The Discord group will be prosecuted. The contractor will be terminated. Anthropic will tighten partner agreements. None of these outcomes will touch the structural condition that produced the breach, because the structural condition is not at the layer the prosecution operates on. The structural condition is at the layer of the word. Breach is a word that selectively applies based on whose permission was crossed and who is doing the crossing. Until the word applies symmetrically, the asymmetry will reproduce itself at every layer where permission can be manufactured.
Mythos showed us the corporate layer. DOGE showed us the executive layer. SolarWinds showed us the adversary layer. Mercor showed us the supply chain layer. The Discord group showed us the layer the word reliably reaches. Five layers. One pattern. One word that only applies to one of them.
That's the loophole. Now everyone has the language for it.

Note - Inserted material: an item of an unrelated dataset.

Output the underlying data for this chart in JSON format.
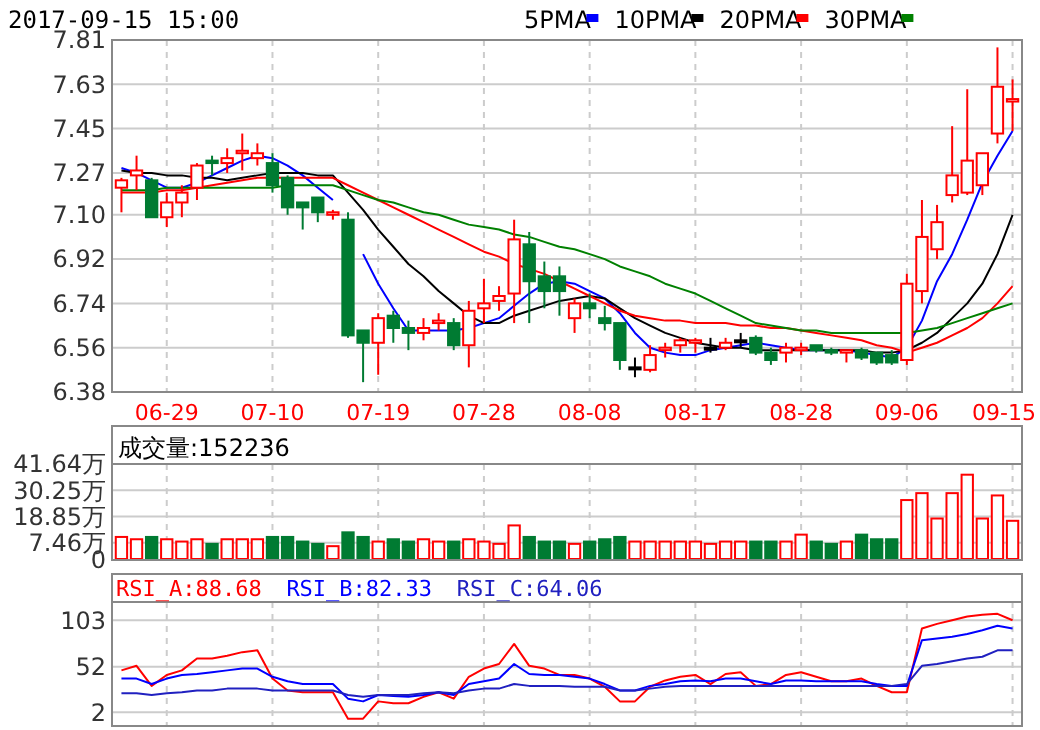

This article was developed in conversation with Claude (Anthropic) following the April 22, 2026 Bloomberg report on the Mythos breach. The four-scenario comparison and the asymmetry-of-language frame emerged from working through the documented record alongside the question of why identical technical actions generate non-identical legal categories. All facts cited are sourced from public reporting and court filings; the analytical frame is Kaleido's. The loophole was not invented here. It was already operating. The article gives it a name.

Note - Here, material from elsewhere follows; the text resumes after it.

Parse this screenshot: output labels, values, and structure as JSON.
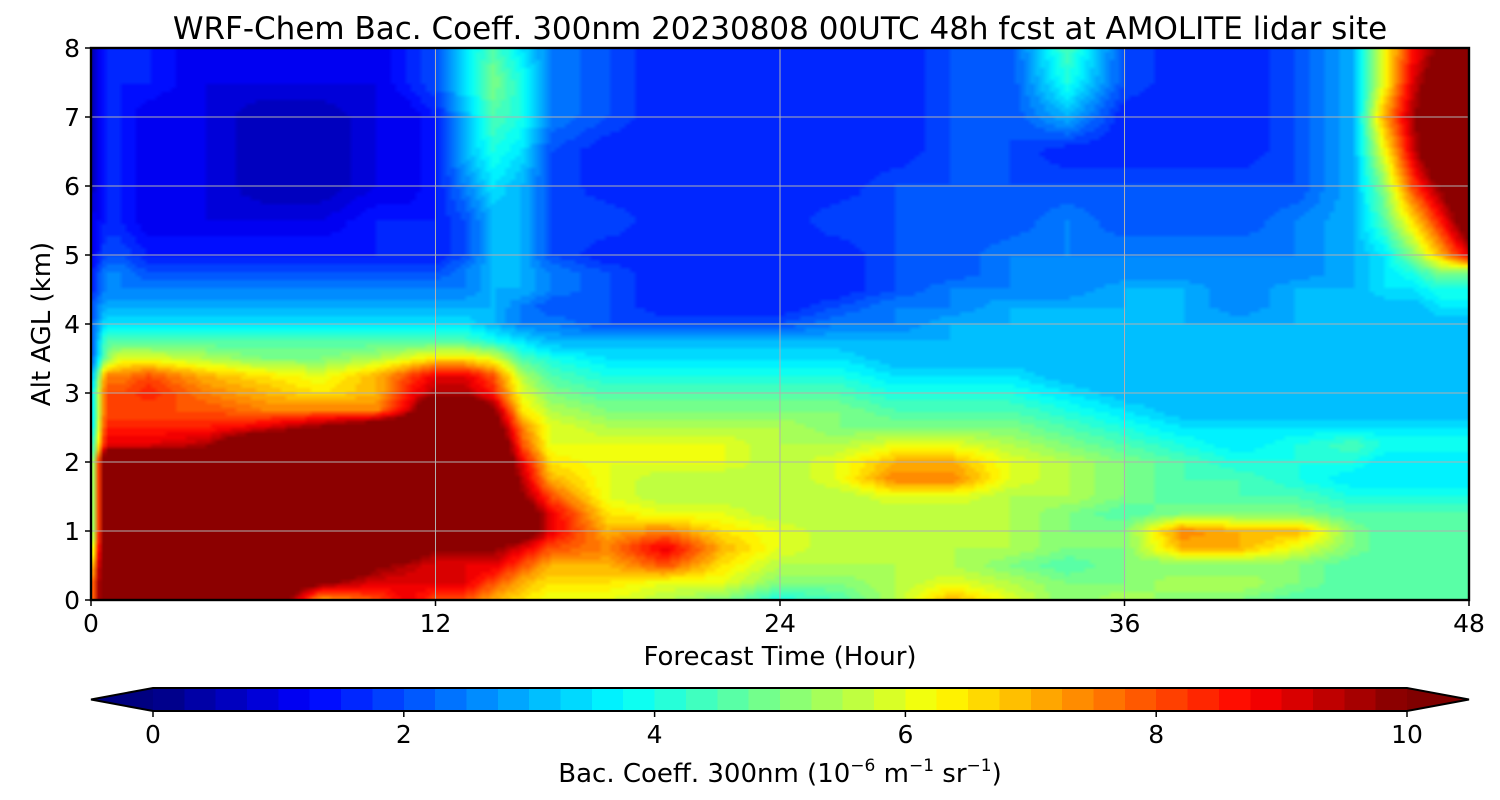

The Documented Facts — May 2026
- The Mythos breach was disclosed publicly on April 22, 2026, three weeks after Project Glasswing was announced. Bloomberg, Euronews, Fortune, CBS News, Tom's Hardware, KQED.
- The mechanism involved a third-party contractor at Anthropic, naming conventions exposed in the earlier Mercor breach (perpetrated by Lapsus$ via LiteLLM, ~4TB exfiltrated), and a Discord group called TeamPCP.

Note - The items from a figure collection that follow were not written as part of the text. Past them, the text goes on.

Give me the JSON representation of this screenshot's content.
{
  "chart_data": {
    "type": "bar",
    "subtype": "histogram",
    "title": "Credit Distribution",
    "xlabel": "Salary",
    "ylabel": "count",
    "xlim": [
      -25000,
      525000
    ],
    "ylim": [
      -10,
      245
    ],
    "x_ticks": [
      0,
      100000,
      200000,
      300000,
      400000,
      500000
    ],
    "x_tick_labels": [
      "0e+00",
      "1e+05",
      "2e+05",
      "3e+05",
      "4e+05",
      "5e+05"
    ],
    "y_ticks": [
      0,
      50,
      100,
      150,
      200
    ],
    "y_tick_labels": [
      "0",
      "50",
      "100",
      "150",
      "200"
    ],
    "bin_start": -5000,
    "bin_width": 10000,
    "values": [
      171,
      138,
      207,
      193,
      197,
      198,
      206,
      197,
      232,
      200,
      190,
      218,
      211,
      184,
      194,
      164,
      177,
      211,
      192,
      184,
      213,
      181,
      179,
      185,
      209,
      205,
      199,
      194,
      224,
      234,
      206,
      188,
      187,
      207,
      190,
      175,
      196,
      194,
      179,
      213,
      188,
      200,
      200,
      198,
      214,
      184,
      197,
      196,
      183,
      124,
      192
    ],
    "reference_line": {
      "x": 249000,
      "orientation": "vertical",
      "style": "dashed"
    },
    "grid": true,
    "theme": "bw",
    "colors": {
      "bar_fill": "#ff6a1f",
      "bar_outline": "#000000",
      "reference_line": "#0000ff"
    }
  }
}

- Anthropic confirmed the investigation. Reportedly contained to third-party vendor environment.
- The Computer Fraud and Abuse Act, 18 U.S.C. § 1030, hinges on "authorization" as a binary and does not distinguish between manufactured and adjudicated authorization.
- The DOGE Executive Order signed January 20, 2025 generated administrative access to federal systems through three operative sentences with no IG review, displacing prior frameworks.
- The Department of Justice acknowledged in AFSCME v. DOGE court filings that some DOGE employees unlawfully accessed and misused Social Security data.
- SolarWinds (APT29, December 2020) operated inside federal systems for at least nine months. The actual perpetrators face no consequences. The SEC's case against SolarWinds and its CISO was largely dismissed in July 2024.
- Project Glasswing operates as a private clearance regime over a capability with documented national security implications. No federal statute authorizes the structure.
- There is no comprehensive federal AI law. There is no federal statute that treats access provenance as its subject.